Now, before we start training we need to define the error, train step, correct prediction and accuracy (common to both models):

# measure of error of our model
# this needs to be minimised by adjusting W and b
cross_entropy = tf.reduce_mean(-tf.reduce_sum(y_ * tf.log(y), reduction_indices=[1]))

# define training step which minimises cross entropy
train_step = tf.train.AdamOptimizer(1e-4).minimize(cross_entropy)

# argmax gives index of highest entry in vector (1st axis of 1D tensor)
correct_prediction = tf.equal(tf.argmax(y,1), tf.argmax(y_,1))

# get mean of all entries in correct prediction, the higher the better
accuracy = tf.reduce_mean(tf.cast(correct_prediction, tf.float32))

And now we are ready to initialise and run the training:

# initialize the variables
sess.run(tf.initialize_all_variables())

# start the threads used for reading files
coord = tf.train.Coordinator()
threads = tf.train.start_queue_runners(sess=sess,coord=coord)

# start training
nSteps=1000
for i in range(nSteps):

    batch_xs, batch_ys = sess.run([imageBatch, labelBatch])

    # run the training step with feed of images
    if simpleModel:
      train_step.run(feed_dict={x: batch_xs, y_: batch_ys})
    else:
      train_step.run(feed_dict={x: batch_xs, y_: batch_ys, keep_prob: 0.5})


    if (i+1)%100 == 0: # then perform validation 

      # get a validation batch
      vbatch_xs, vbatch_ys = sess.run([vimageBatch, vlabelBatch])
      if simpleModel:
        train_accuracy = accuracy.eval(feed_dict={
          x:vbatch_xs, y_: vbatch_ys})
      else:
        train_accuracy = accuracy.eval(feed_dict={
          x:vbatch_xs, y_: vbatch_ys, keep_prob: 1.0})
      print("step %d, training accuracy %g"%(i+1, train_accuracy))


# finalise 
coord.request_stop()
coord.join(threads)

By running the full script with the simple model (from “MNIST For ML Beginners”), you will see that the training accuracy is around 60-70%. So the model better than useless (where a useless model would be equivalent to an uneducated guess, which would result in 50% accuracy), but still not very high. However, now change

simpleModel=True

to

simpleModel=False

to run the convolutional neural network (from “Deep MNIST for Experts”) and run again: you will see the accuracy increase to between 95% and 100%.

Further Work

Image Resolution

Increase the resolution of the images you create to, say, 128x128 pixels, and train using these larger images (remembering to set the size properly at the top of the training script). You should see similar behaviour (but the training time will be longer).
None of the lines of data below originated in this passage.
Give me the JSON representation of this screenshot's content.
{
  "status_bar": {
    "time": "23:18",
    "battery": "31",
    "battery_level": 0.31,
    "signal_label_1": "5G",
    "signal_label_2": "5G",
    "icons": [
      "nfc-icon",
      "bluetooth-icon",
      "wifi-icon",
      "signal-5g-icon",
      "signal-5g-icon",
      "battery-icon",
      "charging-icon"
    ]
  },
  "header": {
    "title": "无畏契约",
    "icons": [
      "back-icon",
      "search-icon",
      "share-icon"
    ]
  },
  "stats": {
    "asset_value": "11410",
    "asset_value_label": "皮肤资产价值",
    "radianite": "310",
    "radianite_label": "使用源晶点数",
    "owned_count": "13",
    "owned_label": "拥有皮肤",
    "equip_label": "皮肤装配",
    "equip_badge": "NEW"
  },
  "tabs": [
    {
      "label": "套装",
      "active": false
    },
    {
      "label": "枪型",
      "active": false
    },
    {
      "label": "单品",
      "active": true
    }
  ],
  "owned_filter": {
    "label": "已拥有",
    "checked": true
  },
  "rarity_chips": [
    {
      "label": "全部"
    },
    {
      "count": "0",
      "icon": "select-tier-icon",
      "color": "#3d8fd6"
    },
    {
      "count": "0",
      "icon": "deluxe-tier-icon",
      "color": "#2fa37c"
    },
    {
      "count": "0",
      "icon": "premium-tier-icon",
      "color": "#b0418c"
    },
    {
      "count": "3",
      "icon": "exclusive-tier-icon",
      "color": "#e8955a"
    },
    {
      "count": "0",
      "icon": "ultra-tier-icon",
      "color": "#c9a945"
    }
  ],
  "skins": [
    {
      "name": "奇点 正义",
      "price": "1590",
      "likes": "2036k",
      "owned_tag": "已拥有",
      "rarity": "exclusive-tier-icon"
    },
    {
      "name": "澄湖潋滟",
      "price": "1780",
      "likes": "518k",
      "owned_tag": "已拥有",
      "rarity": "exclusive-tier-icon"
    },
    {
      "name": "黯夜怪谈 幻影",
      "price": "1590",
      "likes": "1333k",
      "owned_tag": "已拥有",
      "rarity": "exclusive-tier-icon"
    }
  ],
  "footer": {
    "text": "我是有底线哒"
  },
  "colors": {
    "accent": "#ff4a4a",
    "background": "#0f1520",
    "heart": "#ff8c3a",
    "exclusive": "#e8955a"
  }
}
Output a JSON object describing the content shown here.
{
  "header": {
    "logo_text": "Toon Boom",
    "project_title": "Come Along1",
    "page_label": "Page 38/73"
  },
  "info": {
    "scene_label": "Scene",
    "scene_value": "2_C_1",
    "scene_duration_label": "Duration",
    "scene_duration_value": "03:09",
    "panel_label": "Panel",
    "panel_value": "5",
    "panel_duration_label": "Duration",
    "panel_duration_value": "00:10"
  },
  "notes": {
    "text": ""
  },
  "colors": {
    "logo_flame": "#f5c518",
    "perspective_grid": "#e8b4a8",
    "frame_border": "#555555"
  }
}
Importance of Validation Set

See what happens when you train using squares for both classes. As expected, the accuracy should be around 50% (i.e. the ability to predict is no better a uneducated guess since there is no conceptual difference between the classes). Now, temporarily replace the line

  vbatch_xs, vbatch_ys = sess.run([vimageBatch, vlabelBatch])

with

  vbatch_xs, vbatch_ys = sess.run([imageBatch, labelBatch])

to use the training images themselves for validation. You will see that this is a bad idea since the accuracy rises significantly above 50%, which is misleading. This demonstrating the importance of using a separate set of images for validation of the model.

Number of Classes

Add more classes. Work out how to draw different shapes using the matplotlib script, and adjust the training script to be able to train a network with more classes.